Mum, dad, and me in front of the steps
leading to the entrance hall
Our flat was surrounded by an ‘area’ which took the form of what might be described as a trench, with concrete walls and base – about four feet deep and three feet wide. So that when you looked out of the sitting room windows at the back, your eyes were not far short of being on a level with the lawn. Quite why the house was built like this I do not know, but it had one great disadvantage: we were flooded beneath the floorboards after heavy rainfall – which in turn forced slugs to take refuge through the cracks. . .   
We had only one bedroom, and when I was too old for my cot, I had a bed in a corner of the sitting room – which also served as our dining room. Neither I nor anyone else thought there was anything strange in this arrangement: we did what we could in the space that was available.
Our kitchen was not very inviting. As I remember, it had pale green distempered walls and brown floor lino (I do not think any other colour was available at the time). Probably we had a larder, but I cannot remember. We did not have a fridge, and so shopped most days of the week. The pipes were of course lead, and seemed to favour the kitchen as a place to burst in the winter. We had a gas cooker, and my mother quite often used a pressure cooker, until one day it blew up and splattered its contents onto the ceiling.
Clothes airer: on pulleys, so
that  it could be raised
to the ceiling
Our bathroom was even less inviting than the kitchen.
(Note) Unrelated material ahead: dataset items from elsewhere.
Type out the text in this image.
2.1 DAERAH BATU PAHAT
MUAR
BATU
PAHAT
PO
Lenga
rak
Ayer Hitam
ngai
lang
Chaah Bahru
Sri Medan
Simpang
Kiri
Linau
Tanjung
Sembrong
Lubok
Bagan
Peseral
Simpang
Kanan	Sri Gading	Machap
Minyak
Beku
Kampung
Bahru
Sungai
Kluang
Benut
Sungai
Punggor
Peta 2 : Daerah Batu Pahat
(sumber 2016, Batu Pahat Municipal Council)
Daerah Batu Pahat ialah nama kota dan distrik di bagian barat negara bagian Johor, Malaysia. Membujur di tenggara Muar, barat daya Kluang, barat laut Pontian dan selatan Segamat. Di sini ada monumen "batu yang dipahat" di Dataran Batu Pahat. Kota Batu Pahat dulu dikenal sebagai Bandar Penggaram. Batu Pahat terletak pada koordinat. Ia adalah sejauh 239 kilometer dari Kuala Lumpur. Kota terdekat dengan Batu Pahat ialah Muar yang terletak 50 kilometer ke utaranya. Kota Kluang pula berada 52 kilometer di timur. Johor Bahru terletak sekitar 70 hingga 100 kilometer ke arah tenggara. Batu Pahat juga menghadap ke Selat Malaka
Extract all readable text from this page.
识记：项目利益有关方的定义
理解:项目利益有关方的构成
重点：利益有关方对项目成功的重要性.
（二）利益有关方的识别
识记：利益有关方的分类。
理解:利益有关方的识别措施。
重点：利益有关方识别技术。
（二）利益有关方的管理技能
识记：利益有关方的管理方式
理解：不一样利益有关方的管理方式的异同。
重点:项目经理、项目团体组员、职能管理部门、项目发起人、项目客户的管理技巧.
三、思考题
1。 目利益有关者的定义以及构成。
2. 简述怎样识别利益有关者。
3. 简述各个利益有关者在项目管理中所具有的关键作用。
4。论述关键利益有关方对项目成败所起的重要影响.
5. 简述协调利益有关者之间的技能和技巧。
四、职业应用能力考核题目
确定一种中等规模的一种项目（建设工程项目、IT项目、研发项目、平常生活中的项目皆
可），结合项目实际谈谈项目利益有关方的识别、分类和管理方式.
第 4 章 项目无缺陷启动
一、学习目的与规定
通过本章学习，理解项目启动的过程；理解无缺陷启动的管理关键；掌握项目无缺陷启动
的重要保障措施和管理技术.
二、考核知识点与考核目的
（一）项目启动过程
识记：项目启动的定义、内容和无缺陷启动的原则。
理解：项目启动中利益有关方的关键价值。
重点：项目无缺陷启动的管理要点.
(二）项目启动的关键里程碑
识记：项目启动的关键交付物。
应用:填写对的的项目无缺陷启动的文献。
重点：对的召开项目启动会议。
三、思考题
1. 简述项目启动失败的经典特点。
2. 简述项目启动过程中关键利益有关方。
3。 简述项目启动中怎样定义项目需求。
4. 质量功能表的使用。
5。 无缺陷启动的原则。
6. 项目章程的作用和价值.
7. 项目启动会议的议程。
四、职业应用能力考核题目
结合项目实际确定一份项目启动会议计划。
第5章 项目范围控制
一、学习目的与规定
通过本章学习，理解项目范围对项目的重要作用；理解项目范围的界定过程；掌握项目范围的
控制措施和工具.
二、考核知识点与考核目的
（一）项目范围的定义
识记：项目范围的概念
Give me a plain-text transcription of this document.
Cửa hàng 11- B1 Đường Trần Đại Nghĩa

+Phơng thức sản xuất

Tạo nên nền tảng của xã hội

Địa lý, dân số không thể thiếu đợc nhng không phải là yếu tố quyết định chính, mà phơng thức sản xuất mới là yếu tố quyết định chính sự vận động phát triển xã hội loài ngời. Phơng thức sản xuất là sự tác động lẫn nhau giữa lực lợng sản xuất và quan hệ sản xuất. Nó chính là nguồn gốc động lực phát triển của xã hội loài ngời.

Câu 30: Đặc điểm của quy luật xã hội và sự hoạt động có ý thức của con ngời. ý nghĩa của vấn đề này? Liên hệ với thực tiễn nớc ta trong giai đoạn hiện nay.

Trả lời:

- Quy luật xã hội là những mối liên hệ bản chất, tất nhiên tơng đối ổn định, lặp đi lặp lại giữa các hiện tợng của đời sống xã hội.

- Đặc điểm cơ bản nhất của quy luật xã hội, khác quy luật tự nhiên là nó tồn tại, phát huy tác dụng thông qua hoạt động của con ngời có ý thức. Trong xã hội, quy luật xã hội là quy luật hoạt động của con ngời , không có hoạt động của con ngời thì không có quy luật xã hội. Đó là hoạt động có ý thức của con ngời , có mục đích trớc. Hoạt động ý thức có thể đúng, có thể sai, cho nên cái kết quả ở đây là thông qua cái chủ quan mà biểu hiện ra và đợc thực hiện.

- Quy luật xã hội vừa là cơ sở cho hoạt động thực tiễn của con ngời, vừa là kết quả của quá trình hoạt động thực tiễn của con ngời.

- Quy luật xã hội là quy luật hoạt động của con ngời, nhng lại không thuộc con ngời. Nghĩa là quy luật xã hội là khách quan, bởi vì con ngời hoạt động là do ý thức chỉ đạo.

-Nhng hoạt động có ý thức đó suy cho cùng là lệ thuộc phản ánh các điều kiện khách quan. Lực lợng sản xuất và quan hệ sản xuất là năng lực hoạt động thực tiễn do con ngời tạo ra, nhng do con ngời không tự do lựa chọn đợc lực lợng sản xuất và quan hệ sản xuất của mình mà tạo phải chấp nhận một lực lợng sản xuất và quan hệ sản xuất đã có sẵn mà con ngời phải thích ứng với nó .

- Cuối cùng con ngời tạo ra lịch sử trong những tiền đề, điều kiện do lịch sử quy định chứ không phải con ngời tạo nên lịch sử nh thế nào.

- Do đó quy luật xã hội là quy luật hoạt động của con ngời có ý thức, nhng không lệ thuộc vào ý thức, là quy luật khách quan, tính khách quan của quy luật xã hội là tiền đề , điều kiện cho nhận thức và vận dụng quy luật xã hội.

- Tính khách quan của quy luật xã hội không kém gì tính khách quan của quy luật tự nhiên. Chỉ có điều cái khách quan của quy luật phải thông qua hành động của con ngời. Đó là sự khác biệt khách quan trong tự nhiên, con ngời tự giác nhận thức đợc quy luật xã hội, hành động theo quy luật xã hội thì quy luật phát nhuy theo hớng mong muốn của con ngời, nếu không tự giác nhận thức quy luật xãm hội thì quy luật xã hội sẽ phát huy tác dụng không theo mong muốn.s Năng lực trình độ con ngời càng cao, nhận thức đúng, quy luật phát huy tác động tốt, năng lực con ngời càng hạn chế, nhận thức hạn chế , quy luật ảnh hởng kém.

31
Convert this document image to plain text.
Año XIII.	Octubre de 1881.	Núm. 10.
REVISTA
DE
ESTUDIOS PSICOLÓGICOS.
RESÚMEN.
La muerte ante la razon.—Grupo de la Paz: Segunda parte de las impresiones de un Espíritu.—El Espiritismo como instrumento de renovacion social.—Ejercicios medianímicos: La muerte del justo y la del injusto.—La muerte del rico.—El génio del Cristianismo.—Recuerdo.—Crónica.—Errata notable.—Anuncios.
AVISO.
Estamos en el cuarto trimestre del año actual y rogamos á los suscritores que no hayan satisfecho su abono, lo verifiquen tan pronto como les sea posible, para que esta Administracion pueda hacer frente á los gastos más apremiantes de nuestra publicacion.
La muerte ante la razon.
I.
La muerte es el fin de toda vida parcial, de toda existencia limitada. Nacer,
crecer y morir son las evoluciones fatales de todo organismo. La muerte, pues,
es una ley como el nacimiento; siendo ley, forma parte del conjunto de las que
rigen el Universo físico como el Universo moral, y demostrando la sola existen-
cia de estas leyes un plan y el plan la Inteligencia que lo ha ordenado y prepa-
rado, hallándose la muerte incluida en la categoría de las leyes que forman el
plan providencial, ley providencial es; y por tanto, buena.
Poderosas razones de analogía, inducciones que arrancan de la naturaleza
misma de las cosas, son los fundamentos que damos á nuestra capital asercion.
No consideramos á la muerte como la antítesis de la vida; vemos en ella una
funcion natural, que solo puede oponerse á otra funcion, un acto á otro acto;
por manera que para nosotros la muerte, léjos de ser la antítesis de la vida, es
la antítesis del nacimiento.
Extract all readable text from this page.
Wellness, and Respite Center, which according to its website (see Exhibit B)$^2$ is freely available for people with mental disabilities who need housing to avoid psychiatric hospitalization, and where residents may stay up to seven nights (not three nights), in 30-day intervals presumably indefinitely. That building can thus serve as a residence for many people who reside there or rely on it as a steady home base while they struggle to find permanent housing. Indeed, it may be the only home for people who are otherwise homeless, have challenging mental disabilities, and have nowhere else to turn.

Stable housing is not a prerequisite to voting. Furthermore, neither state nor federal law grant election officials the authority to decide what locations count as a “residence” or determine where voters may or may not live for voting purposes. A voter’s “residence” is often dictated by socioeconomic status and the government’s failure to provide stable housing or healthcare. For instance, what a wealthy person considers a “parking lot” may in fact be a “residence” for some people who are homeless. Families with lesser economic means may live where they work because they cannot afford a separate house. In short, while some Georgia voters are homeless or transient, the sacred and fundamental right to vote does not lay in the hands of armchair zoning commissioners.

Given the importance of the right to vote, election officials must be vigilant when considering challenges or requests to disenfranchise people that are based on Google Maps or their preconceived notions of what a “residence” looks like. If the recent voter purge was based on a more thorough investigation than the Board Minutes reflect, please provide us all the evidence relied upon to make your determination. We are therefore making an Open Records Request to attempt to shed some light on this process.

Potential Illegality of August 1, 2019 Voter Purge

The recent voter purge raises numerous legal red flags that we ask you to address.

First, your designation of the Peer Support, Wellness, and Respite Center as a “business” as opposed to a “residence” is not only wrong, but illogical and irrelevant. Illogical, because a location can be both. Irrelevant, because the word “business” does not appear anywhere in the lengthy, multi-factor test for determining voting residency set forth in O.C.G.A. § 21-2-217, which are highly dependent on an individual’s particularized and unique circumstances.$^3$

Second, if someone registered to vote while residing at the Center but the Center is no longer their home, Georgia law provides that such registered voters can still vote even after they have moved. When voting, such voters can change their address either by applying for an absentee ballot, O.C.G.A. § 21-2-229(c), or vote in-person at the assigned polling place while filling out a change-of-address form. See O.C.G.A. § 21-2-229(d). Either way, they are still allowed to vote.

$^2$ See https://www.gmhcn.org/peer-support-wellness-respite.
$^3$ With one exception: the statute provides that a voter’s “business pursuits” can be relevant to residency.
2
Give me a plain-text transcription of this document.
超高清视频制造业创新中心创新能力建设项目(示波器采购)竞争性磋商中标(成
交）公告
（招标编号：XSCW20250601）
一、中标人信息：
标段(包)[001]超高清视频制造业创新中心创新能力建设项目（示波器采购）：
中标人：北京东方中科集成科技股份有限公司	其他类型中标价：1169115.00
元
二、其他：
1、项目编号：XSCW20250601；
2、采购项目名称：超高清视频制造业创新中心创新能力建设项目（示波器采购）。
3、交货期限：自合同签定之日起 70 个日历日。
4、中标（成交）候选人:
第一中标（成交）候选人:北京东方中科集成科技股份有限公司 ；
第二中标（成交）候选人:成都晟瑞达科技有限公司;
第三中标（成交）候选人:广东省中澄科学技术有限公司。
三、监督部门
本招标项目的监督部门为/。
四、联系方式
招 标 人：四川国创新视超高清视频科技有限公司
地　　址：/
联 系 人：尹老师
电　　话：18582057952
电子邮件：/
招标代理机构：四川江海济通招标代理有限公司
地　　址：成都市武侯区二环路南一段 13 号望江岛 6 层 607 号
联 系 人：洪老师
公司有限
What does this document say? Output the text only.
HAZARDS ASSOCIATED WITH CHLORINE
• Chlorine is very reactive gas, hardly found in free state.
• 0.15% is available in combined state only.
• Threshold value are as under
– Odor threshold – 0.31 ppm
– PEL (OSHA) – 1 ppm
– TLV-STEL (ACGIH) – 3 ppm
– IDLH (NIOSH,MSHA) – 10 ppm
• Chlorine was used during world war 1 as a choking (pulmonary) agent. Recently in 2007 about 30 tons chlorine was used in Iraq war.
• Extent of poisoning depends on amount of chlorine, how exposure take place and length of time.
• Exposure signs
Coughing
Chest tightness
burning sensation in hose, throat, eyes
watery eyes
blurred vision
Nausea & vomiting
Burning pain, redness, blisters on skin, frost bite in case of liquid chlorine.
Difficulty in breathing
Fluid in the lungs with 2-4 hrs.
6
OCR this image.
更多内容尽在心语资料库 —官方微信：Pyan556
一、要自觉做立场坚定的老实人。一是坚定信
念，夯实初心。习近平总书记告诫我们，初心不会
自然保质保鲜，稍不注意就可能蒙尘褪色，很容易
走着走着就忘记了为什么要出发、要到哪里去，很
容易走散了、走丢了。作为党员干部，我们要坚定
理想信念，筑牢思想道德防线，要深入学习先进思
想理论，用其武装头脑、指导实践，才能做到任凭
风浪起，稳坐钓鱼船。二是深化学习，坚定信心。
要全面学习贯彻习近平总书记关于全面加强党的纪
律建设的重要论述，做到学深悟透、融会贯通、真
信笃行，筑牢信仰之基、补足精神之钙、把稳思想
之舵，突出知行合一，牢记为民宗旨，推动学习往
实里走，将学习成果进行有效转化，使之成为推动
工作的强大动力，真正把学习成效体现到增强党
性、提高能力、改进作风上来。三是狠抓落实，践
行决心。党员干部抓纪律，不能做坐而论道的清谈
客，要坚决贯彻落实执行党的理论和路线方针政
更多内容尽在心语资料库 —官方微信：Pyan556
There were no niceties: just a gas boiler (geyser), a galvanised tub, a mangle, and a clothes airer. Washing machines and tumble driers were unknown to us; so my mother had to use the galvanised tub (which also served as our bath), and washing tongs to ‘agitate’ the dirt out of the laundry, by a kind of gentle pummelling – up and down in the water. Then: through the mangle, and onto the clothes airer; this was then hoisted up to the ceiling.
Our toilet was one of the old fashioned chain–pull types, and quite efficient given that the tank was very high up, so giving    a full flush. I used to give the chain three gentle pulls before the full pull – one of those odd, slightly superstitious things that kids tend to do.
One, quite small, room was given over to my father’s workshop (metalwork), in which there was a lathe, a drilling machine, and a grinder (as illustrated in the photo). Before that, he had rented a workshop in Hastings. He was a very fine engineer, and could make components that were accurate to within a tenth of a thousandth of an inch. (A book he wrote about screw cutting in the lathe has never been out of print since he wrote it thirty years ago, and an invention of his – the swing–clear boring tool holder – is still on the market today.) He also made a model cable car, which travelled from skirting board to ceiling in our sitting room. Such was the nature of our home!
I was happy in this home, but happier still when we bought a semi–detached house in 1958: for £1,750. It was not until a few years later that my father earned the then magic figure of £1,000 per annum.     

My mother and me, pre–St Leonards’ days.